An excellent blog deserves a good home. To blog consistently, you need to have an easy to use content management system (CMS) to publish your posts.
Many a business has hard-coded websites or CMS’s that are not user-friendly. By far and away the best platform is WordPress (there now over 80M WordPress websites/blogs).
Key business blog action:
- Review your current website and CMS and assess if it is fit for purpose
- If you are investing a lot of time and resources, make sure it looks good and reflects your brand
- Add in style elements to your blog to break up the format and make it more interesting
Make it visually appealing and substantial – the web is getting easier to read!
9. Schedule Your Posts and Be Consistent
The last one is the hardest and a good reason why many businesses don’t blog. Many companies are still uncertain of the benefits of blogging and unsure of any return on investment.

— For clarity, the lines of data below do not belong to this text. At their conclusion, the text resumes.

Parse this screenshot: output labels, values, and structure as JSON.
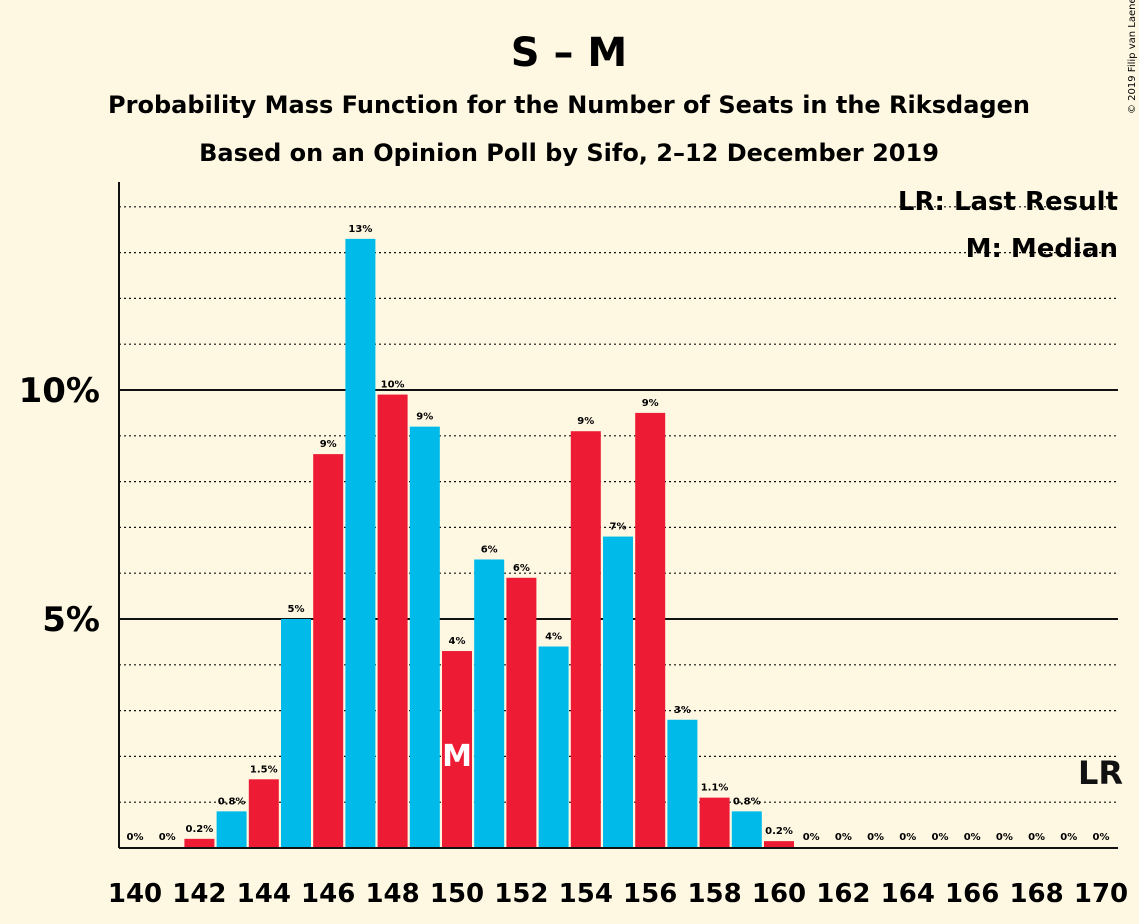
{
  "title": "S – M",
  "subtitle1": "Probability Mass Function for the Number of Seats in the Riksdagen",
  "subtitle2": "Based on an Opinion Poll by Sifo, 2–12 December 2019",
  "credit": "© 2019 Filip van Laenen",
  "legend": {
    "last_result": "LR: Last Result",
    "median": "M: Median"
  },
  "markers": {
    "median_label": "M",
    "median_seat": 150,
    "last_result_label": "LR",
    "last_result_seat": 170
  },
  "colors": {
    "blue": "#00bbea",
    "red": "#ed1b34",
    "median_text": "#ffffff",
    "background": "#fef8e3"
  },
  "chart_data": {
    "type": "bar",
    "x": [
      140,
      141,
      142,
      143,
      144,
      145,
      146,
      147,
      148,
      149,
      150,
      151,
      152,
      153,
      154,
      155,
      156,
      157,
      158,
      159,
      160,
      161,
      162,
      163,
      164,
      165,
      166,
      167,
      168,
      169,
      170
    ],
    "values": [
      0,
      0,
      0.2,
      0.8,
      1.5,
      5.0,
      8.6,
      13.3,
      9.9,
      9.2,
      4.3,
      6.3,
      5.9,
      4.4,
      9.1,
      6.8,
      9.5,
      2.8,
      1.1,
      0.8,
      0.15,
      0,
      0,
      0,
      0,
      0,
      0,
      0,
      0,
      0,
      0
    ],
    "labels": [
      "0%",
      "0%",
      "0.2%",
      "0.8%",
      "1.5%",
      "5%",
      "9%",
      "13%",
      "10%",
      "9%",
      "4%",
      "6%",
      "6%",
      "4%",
      "9%",
      "7%",
      "9%",
      "3%",
      "1.1%",
      "0.8%",
      "0.2%",
      "0%",
      "0%",
      "0%",
      "0%",
      "0%",
      "0%",
      "0%",
      "0%",
      "0%",
      "0%"
    ],
    "bar_colors": [
      "red",
      "red",
      "red",
      "blue",
      "red",
      "blue",
      "red",
      "blue",
      "red",
      "blue",
      "red",
      "blue",
      "red",
      "blue",
      "red",
      "blue",
      "red",
      "blue",
      "red",
      "blue",
      "red",
      "red",
      "red",
      "red",
      "red",
      "red",
      "red",
      "red",
      "red",
      "red",
      "red"
    ],
    "xtick_labels": [
      "140",
      "142",
      "144",
      "146",
      "148",
      "150",
      "152",
      "154",
      "156",
      "158",
      "160",
      "162",
      "164",
      "166",
      "168",
      "170"
    ],
    "ytick_labels": [
      {
        "value": 5,
        "label": "5%"
      },
      {
        "value": 10,
        "label": "10%"
      }
    ],
    "ylim": [
      0,
      14.5
    ],
    "grid": "dotted every 1%, solid at 5% and 10%"
  }
}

I may be controversial here, but I still see a generation gap in the digital world. Some people have embraced it while others still are wary of it particularly at old senior levels of management. Some people just prefer to stick to what they know and have tried before.
In larger businesses it is often a cultural shift on a larger scale that is needed and blogging is part of a broader social marketing strategy.
Key marketing actions:
If you have internal resistance to change then build the case for blogging/social marketing:
- Produce a business proposal for how social marketing and blogging can benefit your business
- Use case studies (here are some interesting ones from Warwick Uni for instance)/ reports and best practice.
- Lobby people internally and find out who is blogging anyway! on their own blog
Well, there you have it ten reasons a business shouldn’t blog – what do you think should every business blog?
10. You Don’t Use Analytics To Test and Improve
Sometimes you can produce a blog post and it will do ok but not great.
After a month you might notice it isn’t receiving any traffic or isn’t ranked very well.
The goal now is to improve that post.
The way to think about this is that if you need to improve each of your blog posts over time. Optimise the heading, improve the content, create more backlinks.
Not only will this improve how your audience engages with your content it will also increase overall traffic to your site. Furthermore, don’t forget to build out the internal links to relevant related content.